I. Die Schwerpunktprüfung an der Universität Mainz

Nach dem am Fachbereich 03 der Johannes-Gutenberg-Universität Mainz vorgesehenen Modell soll jeder Schwerpunktbereich mit zwei dreistündigen Klausuren sowie einer mündlichen Prüfung abgeschlossen werden. Das zentrale Modell ist das so genannte Kombinationsmodell: Die Studierenden wählen zwei unabhängige Teilbereiche (à 8 SWS), die jeweils mit einer dreistündigen Klausur abgeschlossen werden; außerdem erfolgt in einem Teilbereich eine mündliche Prüfung. Ein solcher Teilbereich ist das Internationale Privat- und Verfahrensrecht. Dieser baut auf der einstündigen Pflichtvorlesung „Grundzüge des Internationalen Privatrechts“ auf, die für alle Studierenden im Rahmen des Pflichtstoffes für das Staatsexamen verbindlich ist (vgl. Anhang A, I, 7 zur JAPO n.F.).

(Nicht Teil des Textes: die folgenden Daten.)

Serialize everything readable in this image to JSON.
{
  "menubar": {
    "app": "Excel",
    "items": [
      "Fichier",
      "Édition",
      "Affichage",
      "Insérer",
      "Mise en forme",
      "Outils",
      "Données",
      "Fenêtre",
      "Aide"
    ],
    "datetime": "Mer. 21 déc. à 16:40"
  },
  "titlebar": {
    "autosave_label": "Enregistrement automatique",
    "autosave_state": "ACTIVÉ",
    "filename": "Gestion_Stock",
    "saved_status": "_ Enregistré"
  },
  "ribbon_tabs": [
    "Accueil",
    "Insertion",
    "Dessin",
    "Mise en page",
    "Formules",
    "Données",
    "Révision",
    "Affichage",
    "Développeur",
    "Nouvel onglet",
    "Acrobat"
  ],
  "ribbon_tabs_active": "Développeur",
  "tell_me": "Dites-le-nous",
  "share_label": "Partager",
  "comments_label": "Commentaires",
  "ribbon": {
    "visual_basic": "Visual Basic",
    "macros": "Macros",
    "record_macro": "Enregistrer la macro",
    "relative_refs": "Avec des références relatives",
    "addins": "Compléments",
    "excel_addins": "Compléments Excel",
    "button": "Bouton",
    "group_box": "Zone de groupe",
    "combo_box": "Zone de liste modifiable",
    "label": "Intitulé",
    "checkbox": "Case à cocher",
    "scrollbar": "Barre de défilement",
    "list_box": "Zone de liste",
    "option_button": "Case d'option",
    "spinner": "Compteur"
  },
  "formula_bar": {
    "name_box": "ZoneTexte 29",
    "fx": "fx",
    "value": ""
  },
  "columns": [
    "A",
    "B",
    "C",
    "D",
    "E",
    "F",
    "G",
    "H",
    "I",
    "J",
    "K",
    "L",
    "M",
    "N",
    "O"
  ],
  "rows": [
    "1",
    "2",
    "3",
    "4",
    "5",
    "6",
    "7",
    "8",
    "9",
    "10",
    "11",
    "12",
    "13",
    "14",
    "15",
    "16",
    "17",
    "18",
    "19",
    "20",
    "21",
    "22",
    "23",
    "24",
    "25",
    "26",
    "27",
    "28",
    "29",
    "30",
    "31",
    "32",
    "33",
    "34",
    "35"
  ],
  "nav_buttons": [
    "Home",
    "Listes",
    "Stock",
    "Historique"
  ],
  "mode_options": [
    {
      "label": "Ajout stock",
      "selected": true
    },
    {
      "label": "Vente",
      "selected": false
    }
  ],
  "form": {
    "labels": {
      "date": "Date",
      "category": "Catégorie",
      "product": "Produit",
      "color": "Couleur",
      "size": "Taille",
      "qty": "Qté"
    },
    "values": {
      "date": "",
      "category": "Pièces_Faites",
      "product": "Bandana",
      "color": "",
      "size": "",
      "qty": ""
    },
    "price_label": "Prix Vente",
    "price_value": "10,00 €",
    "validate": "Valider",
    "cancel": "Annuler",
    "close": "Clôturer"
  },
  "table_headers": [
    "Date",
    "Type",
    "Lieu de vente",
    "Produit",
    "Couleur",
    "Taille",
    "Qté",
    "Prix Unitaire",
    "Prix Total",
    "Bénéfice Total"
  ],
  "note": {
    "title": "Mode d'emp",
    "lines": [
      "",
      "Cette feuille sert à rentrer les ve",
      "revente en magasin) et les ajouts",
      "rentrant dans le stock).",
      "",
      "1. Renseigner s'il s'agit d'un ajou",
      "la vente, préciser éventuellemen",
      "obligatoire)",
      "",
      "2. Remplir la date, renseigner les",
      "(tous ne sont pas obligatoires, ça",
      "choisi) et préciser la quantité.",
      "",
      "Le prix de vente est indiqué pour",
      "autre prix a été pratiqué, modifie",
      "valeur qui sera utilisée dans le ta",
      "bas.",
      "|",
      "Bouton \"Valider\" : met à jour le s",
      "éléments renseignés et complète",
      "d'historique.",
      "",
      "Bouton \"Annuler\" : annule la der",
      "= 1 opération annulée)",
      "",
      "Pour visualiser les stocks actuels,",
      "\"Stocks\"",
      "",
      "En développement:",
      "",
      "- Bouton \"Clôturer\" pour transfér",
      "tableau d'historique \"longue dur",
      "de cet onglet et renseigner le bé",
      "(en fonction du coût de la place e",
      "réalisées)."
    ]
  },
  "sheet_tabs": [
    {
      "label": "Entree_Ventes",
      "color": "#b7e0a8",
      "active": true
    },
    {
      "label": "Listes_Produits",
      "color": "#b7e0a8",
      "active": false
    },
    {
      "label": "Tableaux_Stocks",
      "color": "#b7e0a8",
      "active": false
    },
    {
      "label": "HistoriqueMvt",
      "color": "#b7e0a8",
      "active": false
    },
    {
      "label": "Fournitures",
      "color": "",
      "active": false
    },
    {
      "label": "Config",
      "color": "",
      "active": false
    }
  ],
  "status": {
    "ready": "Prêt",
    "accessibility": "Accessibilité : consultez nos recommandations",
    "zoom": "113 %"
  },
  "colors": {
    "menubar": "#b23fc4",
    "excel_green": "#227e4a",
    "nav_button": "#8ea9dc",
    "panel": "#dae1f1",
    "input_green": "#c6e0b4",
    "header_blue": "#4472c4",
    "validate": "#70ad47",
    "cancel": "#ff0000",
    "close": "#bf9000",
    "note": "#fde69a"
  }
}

II. Der Teilbereich Internationales Privat- und Verfahrensrecht (neue SPBO)

1. Inhalt

Der Teilbereich Internationales Privat- und Verfahrensrecht soll die Studierenden auf diejenigen Situationen vorbereiten, in denen privat- oder wirtschaftsrechtliche Fälle internationale Aspekte aufweisen, beispielsweise aufgrund der Herkunft der Parteien. Die wichtigsten Fragen sind in diesem Zusammenhang: Welchem Recht unterliegen die betreffenden Rechtsbeziehungen? Die Gerichte welchen Staates wären im Streitfall für die Entscheidung zuständig? Wäre ein ausländisches Urteil im Inland anzuerkennen?

Die einschlägigen Regelungen finden sich heute zu einem großen Teil in europarechtlichen Instrumenten oder in Staatsverträgen. Ergänzend sieht das deutsche Recht entsprechende Regelungen vor. Besondere Beachtung verdient das UN-Übereinkommen über internationale Kaufverträge (CISG), das das auf Kaufverträge anwendbare Recht für inzwischen über 60 Vertragsstaaten weltweit vereinheitlicht hat. Alle drei Bereiche werden in den Vorlesungen behandelt.

2. Lehrveranstaltungen

Der Teilbereich Internationales Privat- und Verfahrensrecht umfasst folgende Lehrveranstaltungen, die in der Regel von Prof. Gruber oder Prof. Huber abgehalten werden:

Der Teilbereich Internationales Privat- und Verfahrensrecht umfasst folgende Lehrveranstaltungen, die in der Regel von oder abgehalten werden:
  • Vorlesung Internationales Familien- und Erbrecht (IPR I)
    (2 SWS, i.d.R. WiSe)

  • Vorlesung Internationales Schuld- und Wirtschaftsrecht (IPR II)
    (1 SWS, i.d.R. SoSe)

  • Vorlesung Internationales Kaufrecht (CISG)
    (1 SWS, i.d.R. SoSe)

  • Vorlesung Europäisches und Internationales Verfahrensrecht
    (2 SWS, i.d.R. WiSe)

  • Übung (1 SWS, i.d.R. jedes Semester; zwei Klausuren im WiSe, eine Klausur im SoSe)

Die Studierenden erhalten in den Vorlesungen jeweils ausführliche Gliederungen, die u.a. dazu dienen, den Prüfungsstoff zu bestimmen. In den Übungen werden Lösungsgliederungen zur Verfügung gestellt. Ergänzend werden Seminare oder Zusatzveranstaltungen zu weiterführenden Themen angeboten.

Für aktuelle Informationen registrieren Sie sich bitte im Reader Plus: Veranstaltung 'Schwerpunktstudium IPR' (3692).

3. Kombinationsmöglichkeiten

Der Teilbereich Internationales Privat- und Verfahrensrecht kann mit jedem Teilbereich der Fächergruppe 2 (vgl. § 2 Abs. 3 SPBO) kombiniert werden (d.h. Deutsches und Europäisches Arbeitsrecht; Europäisches und deutsches Kartell- und Wettbewerbsrecht; Familien- und Erbrecht; Internationales Öffentliches Recht; Kulturrecht; Steuerrecht; Wirtschaft und Verwaltung I).